Couric also shared concerns and what she believes is the harsh reality of current-day journalism. “Everyone seems to have an agenda, but on the other hand you see these things happening that are so upsetting and morally wrong so are you not supposed to have an opinion about that?” Especially because of the current political landscape in America, it’s hard to not write passionate pieces, but is that dividing us even further? When Couric reflected on the start of her career and compared it to now, she recognizes that “it’s all commentary and punditry and not a lot of reporting” and that information “gets manipulated and weaponized to support the view of either side.”


We asked about her favorite podcast and besides her own, Next Question, she said she is a fan of The New York Times’ “The Daily.” At the time, she mentioned the possibility of having Prince Harry on as a guest, and just recently it was announced that she will be continuing the fight against misinformation with him. Both of them will work as commissioners at The Aspen Institute on information disorder, specifically in America. 
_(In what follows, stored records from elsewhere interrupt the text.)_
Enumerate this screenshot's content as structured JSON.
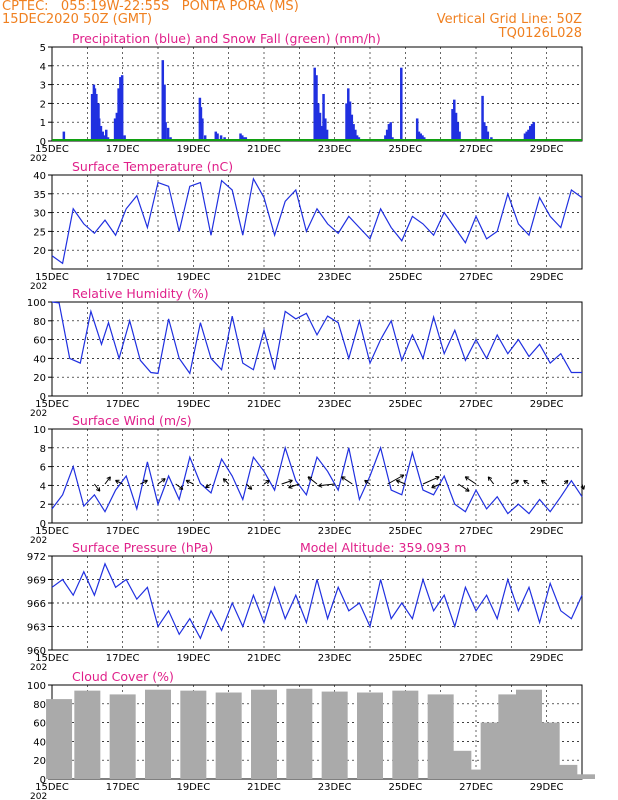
{
  "header": {
    "line1": "CPTEC:   055:19W-22:55S   PONTA PORA (MS)",
    "line2": "15DEC2020 50Z (GMT)",
    "grid_note": "Vertical Grid Line: 50Z",
    "code": "TQ0126L028"
  },
  "colors": {
    "precip": "#2030e0",
    "snow": "#10a010",
    "line": "#2030e0",
    "title": "#e0208a",
    "header": "#f08020",
    "cloud": "#aaaaaa",
    "wind_arrow": "#000000"
  },
  "x_ticks": [
    "15DEC",
    "17DEC",
    "19DEC",
    "21DEC",
    "23DEC",
    "25DEC",
    "27DEC",
    "29DEC"
  ],
  "stub_label": "202",
  "chart_data": [
    {
      "type": "bar",
      "title": "Precipitation (blue) and Snow Fall (green) (mm/h)",
      "ylim": [
        0,
        5
      ],
      "yticks": [
        "0",
        "1",
        "2",
        "3",
        "4",
        "5"
      ],
      "grid": true,
      "x_days": [
        0.3,
        0.4,
        1.1,
        1.15,
        1.18,
        1.22,
        1.28,
        1.3,
        1.35,
        1.4,
        1.45,
        1.5,
        1.55,
        1.75,
        1.8,
        1.85,
        1.9,
        1.95,
        2.02,
        2.1,
        3.1,
        3.15,
        3.18,
        3.25,
        3.32,
        4.15,
        4.18,
        4.22,
        4.3,
        4.4,
        4.6,
        4.65,
        4.75,
        4.85,
        5.3,
        5.35,
        5.4,
        5.45,
        5.5,
        5.6,
        5.8,
        7.4,
        7.45,
        7.5,
        7.55,
        7.6,
        7.65,
        7.7,
        7.75,
        8.3,
        8.35,
        8.4,
        8.45,
        8.5,
        8.55,
        8.6,
        8.65,
        9.4,
        9.45,
        9.5,
        9.55,
        9.6,
        9.85,
        10.3,
        10.35,
        10.4,
        10.45,
        10.5,
        10.55,
        11.3,
        11.35,
        11.4,
        11.45,
        11.5,
        12.15,
        12.2,
        12.25,
        12.3,
        12.4,
        13.35,
        13.4,
        13.45,
        13.5,
        13.55,
        13.6
      ],
      "values": [
        0.5,
        0.1,
        2.5,
        3.0,
        2.8,
        2.5,
        2.0,
        1.2,
        0.8,
        0.5,
        0.3,
        0.6,
        0.2,
        1.2,
        1.5,
        2.8,
        3.4,
        3.5,
        0.3,
        0.1,
        4.3,
        3.0,
        1.0,
        0.7,
        0.2,
        2.3,
        1.8,
        1.2,
        0.3,
        0.1,
        0.5,
        0.4,
        0.3,
        0.2,
        0.4,
        0.3,
        0.2,
        0.2,
        0.1,
        0.1,
        0.1,
        3.9,
        3.5,
        2.0,
        1.5,
        0.8,
        2.5,
        1.2,
        0.6,
        2.0,
        2.8,
        2.1,
        1.4,
        0.9,
        0.6,
        0.3,
        0.2,
        0.3,
        0.6,
        0.9,
        1.0,
        0.2,
        3.9,
        1.2,
        0.5,
        0.4,
        0.3,
        0.2,
        0.1,
        1.7,
        2.2,
        1.5,
        1.0,
        0.5,
        2.4,
        1.0,
        0.8,
        0.5,
        0.2,
        0.4,
        0.5,
        0.6,
        0.8,
        0.9,
        1.0
      ],
      "snow": 0
    },
    {
      "type": "line",
      "title": "Surface Temperature (nC)",
      "ylim": [
        15,
        40
      ],
      "yticks": [
        "20",
        "25",
        "30",
        "35",
        "40"
      ],
      "grid": true,
      "x_days": [
        0,
        0.3,
        0.6,
        0.9,
        1.2,
        1.5,
        1.8,
        2.1,
        2.4,
        2.7,
        3.0,
        3.3,
        3.6,
        3.9,
        4.2,
        4.5,
        4.8,
        5.1,
        5.4,
        5.7,
        6.0,
        6.3,
        6.6,
        6.9,
        7.2,
        7.5,
        7.8,
        8.1,
        8.4,
        8.7,
        9.0,
        9.3,
        9.6,
        9.9,
        10.2,
        10.5,
        10.8,
        11.1,
        11.4,
        11.7,
        12.0,
        12.3,
        12.6,
        12.9,
        13.2,
        13.5,
        13.8,
        14.1,
        14.4,
        14.7,
        15.0
      ],
      "values": [
        18.5,
        16.5,
        31,
        27,
        24.5,
        28,
        24,
        31,
        34.5,
        26,
        38,
        37,
        25,
        37,
        38,
        24,
        38.5,
        36,
        24,
        39,
        34,
        24,
        33,
        36,
        25,
        31,
        27,
        24.5,
        29,
        26,
        23,
        31,
        26,
        22.5,
        29,
        27,
        24,
        30,
        26,
        22,
        29,
        23,
        25,
        35,
        27,
        24,
        34,
        29,
        26,
        36,
        34
      ]
    },
    {
      "type": "line",
      "title": "Relative Humidity (%)",
      "ylim": [
        0,
        100
      ],
      "yticks": [
        "0",
        "20",
        "40",
        "60",
        "80",
        "100"
      ],
      "grid": true,
      "x_days": [
        0,
        0.2,
        0.5,
        0.8,
        1.1,
        1.4,
        1.6,
        1.9,
        2.2,
        2.5,
        2.8,
        3.0,
        3.3,
        3.6,
        3.9,
        4.2,
        4.5,
        4.8,
        5.1,
        5.4,
        5.7,
        6.0,
        6.3,
        6.6,
        6.9,
        7.2,
        7.5,
        7.8,
        8.1,
        8.4,
        8.7,
        9.0,
        9.3,
        9.6,
        9.9,
        10.2,
        10.5,
        10.8,
        11.1,
        11.4,
        11.7,
        12.0,
        12.3,
        12.6,
        12.9,
        13.2,
        13.5,
        13.8,
        14.1,
        14.4,
        14.7,
        15.0
      ],
      "values": [
        100,
        99,
        40,
        35,
        90,
        55,
        78,
        40,
        80,
        38,
        25,
        24,
        82,
        40,
        24,
        78,
        40,
        28,
        85,
        35,
        28,
        70,
        28,
        90,
        82,
        88,
        65,
        85,
        78,
        40,
        80,
        35,
        60,
        80,
        38,
        65,
        40,
        84,
        45,
        70,
        38,
        60,
        40,
        65,
        45,
        60,
        42,
        55,
        35,
        45,
        25,
        25
      ]
    },
    {
      "type": "line",
      "title": "Surface Wind (m/s)",
      "ylim": [
        0,
        10
      ],
      "yticks": [
        "0",
        "2",
        "4",
        "6",
        "8",
        "10"
      ],
      "grid": true,
      "x_days": [
        0,
        0.3,
        0.6,
        0.9,
        1.2,
        1.5,
        1.8,
        2.1,
        2.4,
        2.7,
        3.0,
        3.3,
        3.6,
        3.9,
        4.2,
        4.5,
        4.8,
        5.1,
        5.4,
        5.7,
        6.0,
        6.3,
        6.6,
        6.9,
        7.2,
        7.5,
        7.8,
        8.1,
        8.4,
        8.7,
        9.0,
        9.3,
        9.6,
        9.9,
        10.2,
        10.5,
        10.8,
        11.1,
        11.4,
        11.7,
        12.0,
        12.3,
        12.6,
        12.9,
        13.2,
        13.5,
        13.8,
        14.1,
        14.4,
        14.7,
        15.0
      ],
      "values": [
        1.5,
        3,
        6,
        1.8,
        3,
        1.2,
        3.5,
        5,
        1.5,
        6.5,
        2,
        5,
        2.5,
        7,
        4.2,
        3.2,
        6.8,
        5,
        2.5,
        7,
        5.5,
        3.5,
        8,
        4.5,
        3,
        7,
        5.5,
        3.5,
        8,
        2.5,
        5,
        8,
        3.5,
        3,
        7.5,
        3.5,
        3,
        5,
        2,
        1.2,
        3.5,
        1.5,
        2.8,
        1,
        2,
        1,
        2.5,
        1.2,
        2.8,
        4.5,
        2.8
      ],
      "arrow_days": [
        1.2,
        1.5,
        2.0,
        2.5,
        3.0,
        3.5,
        4.0,
        4.5,
        5.0,
        5.5,
        6.0,
        6.5,
        7.0,
        7.5,
        8.0,
        8.5,
        9.0,
        9.5,
        10.0,
        10.5,
        11.0,
        11.5,
        12.0,
        12.5,
        13.0,
        13.5,
        14.0,
        14.5,
        15.0
      ],
      "arrow_u": [
        0.3,
        0.3,
        -0.4,
        0.4,
        0.4,
        0.4,
        -0.4,
        -0.3,
        -0.3,
        0.3,
        0.3,
        0.6,
        -0.6,
        -0.5,
        -0.9,
        -0.6,
        -0.3,
        0.9,
        -0.5,
        0.9,
        -0.5,
        0.6,
        -0.6,
        -0.3,
        0.4,
        -0.3,
        -0.3,
        0.2,
        0.1
      ],
      "arrow_v": [
        -0.4,
        0.4,
        0.2,
        0.2,
        0.3,
        -0.3,
        0.2,
        -0.2,
        0.3,
        -0.3,
        0.2,
        0.2,
        -0.2,
        0.4,
        -0.1,
        0.4,
        0.2,
        0.5,
        0.2,
        0.4,
        -0.2,
        -0.4,
        0.4,
        0.4,
        0.2,
        0.2,
        0.2,
        0.2,
        -0.3
      ]
    },
    {
      "type": "line",
      "title": "Surface Pressure (hPa)",
      "subtitle": "Model Altitude: 359.093  m",
      "ylim": [
        960,
        972
      ],
      "yticks": [
        "960",
        "963",
        "966",
        "969",
        "972"
      ],
      "grid": true,
      "x_days": [
        0,
        0.3,
        0.6,
        0.9,
        1.2,
        1.5,
        1.8,
        2.1,
        2.4,
        2.7,
        3.0,
        3.3,
        3.6,
        3.9,
        4.2,
        4.5,
        4.8,
        5.1,
        5.4,
        5.7,
        6.0,
        6.3,
        6.6,
        6.9,
        7.2,
        7.5,
        7.8,
        8.1,
        8.4,
        8.7,
        9.0,
        9.3,
        9.6,
        9.9,
        10.2,
        10.5,
        10.8,
        11.1,
        11.4,
        11.7,
        12.0,
        12.3,
        12.6,
        12.9,
        13.2,
        13.5,
        13.8,
        14.1,
        14.4,
        14.7,
        15.0
      ],
      "values": [
        968,
        969,
        967,
        970,
        967,
        971,
        968,
        969,
        966.5,
        968,
        963,
        965,
        962,
        964,
        961.5,
        965,
        962.5,
        966,
        963,
        967,
        963.5,
        968,
        964,
        967,
        963.5,
        969,
        964,
        968,
        965,
        966,
        963,
        969,
        964,
        966,
        964,
        969,
        965,
        967,
        963,
        968,
        965,
        967,
        964,
        969,
        965,
        968,
        963.5,
        968.5,
        965,
        964,
        967
      ]
    },
    {
      "type": "bar",
      "title": "Cloud Cover (%)",
      "ylim": [
        0,
        100
      ],
      "yticks": [
        "0",
        "20",
        "40",
        "60",
        "80",
        "100"
      ],
      "grid": true,
      "x_days": [
        0.2,
        1.0,
        2.0,
        3.0,
        4.0,
        5.0,
        6.0,
        7.0,
        8.0,
        9.0,
        10.0,
        11.0,
        11.5,
        12.0,
        12.5,
        13.0,
        13.5,
        14.0,
        14.5,
        15.0
      ],
      "values": [
        85,
        94,
        90,
        95,
        94,
        92,
        95,
        96,
        93,
        92,
        94,
        90,
        30,
        10,
        60,
        90,
        95,
        60,
        15,
        5
      ]
    }
  ]
}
Couric’s career has evolved with the changing times and she has integrated a large portion of her identity onto social media. Her company Katie Couric Media, which she founded with her husband, John Molner, works to produce meaningful stories in the format of articles, videos, and social media. She also shoots her own Instagram stories and videos which differs from her previous experiences working with traditional camera crews and editors. 


Couric ended the conversation complimentary of Gen Z, saying that “it’s great for me to talk to you all because you’re the future.” Her advice to young journalists mainly involves taking advantage of social media by “creating your own opportunities,” being persistent, informed, and most importantly, taking after her mother’s mantra, “let ‘em know you’re there.”